The four claim that the date 1 October 2011, set by the Hungarian EU Presidency for the accession of Bulgaria and Romania to Schengen, is premature (see 'Background'). They further write that the EU should not set any target dates for the accession of the two EU newcomers.

Earlier this week, German MEPs Jens Rohde and Alexander Alvaro (ALDE) tabled amendments to a parliamentary report regarding Romaina and Bulgaria's Schengen accession, asking for the date 2011 to be deleted as a target date for them to join.  

Rohde stated that European citizens had increasingly become victims of theft and robbery, most often committed by Romanian criminals. He strongly insisted that a thorough examination of the two countries' readiness to join should take place before any decision on their accession to Schengen is made.

The Danish MEP also admitted that recent developments in the Mediterranean suggested that it was not the right time to discuss Schengen enlargement.

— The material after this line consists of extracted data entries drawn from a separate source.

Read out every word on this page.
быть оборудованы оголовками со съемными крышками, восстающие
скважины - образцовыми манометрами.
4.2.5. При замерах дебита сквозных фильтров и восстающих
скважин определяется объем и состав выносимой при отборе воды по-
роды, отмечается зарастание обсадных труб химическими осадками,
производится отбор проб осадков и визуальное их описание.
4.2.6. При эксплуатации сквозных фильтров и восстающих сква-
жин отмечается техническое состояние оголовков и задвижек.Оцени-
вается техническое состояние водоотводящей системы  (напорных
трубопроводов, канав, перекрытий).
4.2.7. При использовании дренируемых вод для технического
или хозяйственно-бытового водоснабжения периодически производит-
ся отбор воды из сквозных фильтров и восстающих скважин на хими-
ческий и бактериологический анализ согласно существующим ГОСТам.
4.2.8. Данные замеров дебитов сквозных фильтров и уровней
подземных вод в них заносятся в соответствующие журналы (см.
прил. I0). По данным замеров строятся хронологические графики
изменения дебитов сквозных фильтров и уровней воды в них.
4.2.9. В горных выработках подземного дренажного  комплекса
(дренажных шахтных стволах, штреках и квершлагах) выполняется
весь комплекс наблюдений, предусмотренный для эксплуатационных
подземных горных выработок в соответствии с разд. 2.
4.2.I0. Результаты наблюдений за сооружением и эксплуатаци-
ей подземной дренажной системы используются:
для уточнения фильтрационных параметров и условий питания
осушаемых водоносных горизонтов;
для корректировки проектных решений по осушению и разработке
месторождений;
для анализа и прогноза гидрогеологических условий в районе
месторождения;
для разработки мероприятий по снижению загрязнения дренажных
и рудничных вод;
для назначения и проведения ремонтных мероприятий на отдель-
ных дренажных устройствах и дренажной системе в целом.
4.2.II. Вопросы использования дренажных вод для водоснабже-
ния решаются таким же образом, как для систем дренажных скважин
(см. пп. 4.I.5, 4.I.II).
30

"It is better to ask for the necessary guarantees from Bulgaria and Romania, to decide what we're going to do with Schengen in the first place, and only then to discuss a possible accession date," he is quoted as saying.

On 26 April, French President Nicolas Sarkozy and Italian Prime Minister Silvio Berlusconi asked Brussels to make changes to the treaty establishing the Schengen border-free area. The proposed changes strengthen the hand of member countries and undermine the role of the European Commission.

When Romania and Bulgaria joined the EU on 1 January 2007, shortcomings remained regarding judicial reform and the fight against corruption - and in the case of Bulgaria, the fight against organised crime.

As a consequence, the two countries were prevented from entering the Schengen area, an agreement to gradually dismantle checks at common borders.

A monitoring mechanism was set up to assist both countries in adapting to EU standards in judicial affairs when they joined the EU. In September 2010, EU European affairs ministers decided to extend Brussels' monitoring of Romania and Bulgaria.

Sofia and Bucharest had set March 2011 as the deadline to join Schengen but their accession was delayed.

Recent troubles with the Roma people in Western European countries, particularly France, have fuelled scepticism about Romania and Bulgaria's Schengen accession because the largest Roma communities currently live in these two countries.

The Hungarian EU Presidency backs the early accession of Bulgaria and Romania to Schengen. Hungarian Prime Minister Viktor Orbán recently deplored the "lack of political will" to achieve this objective.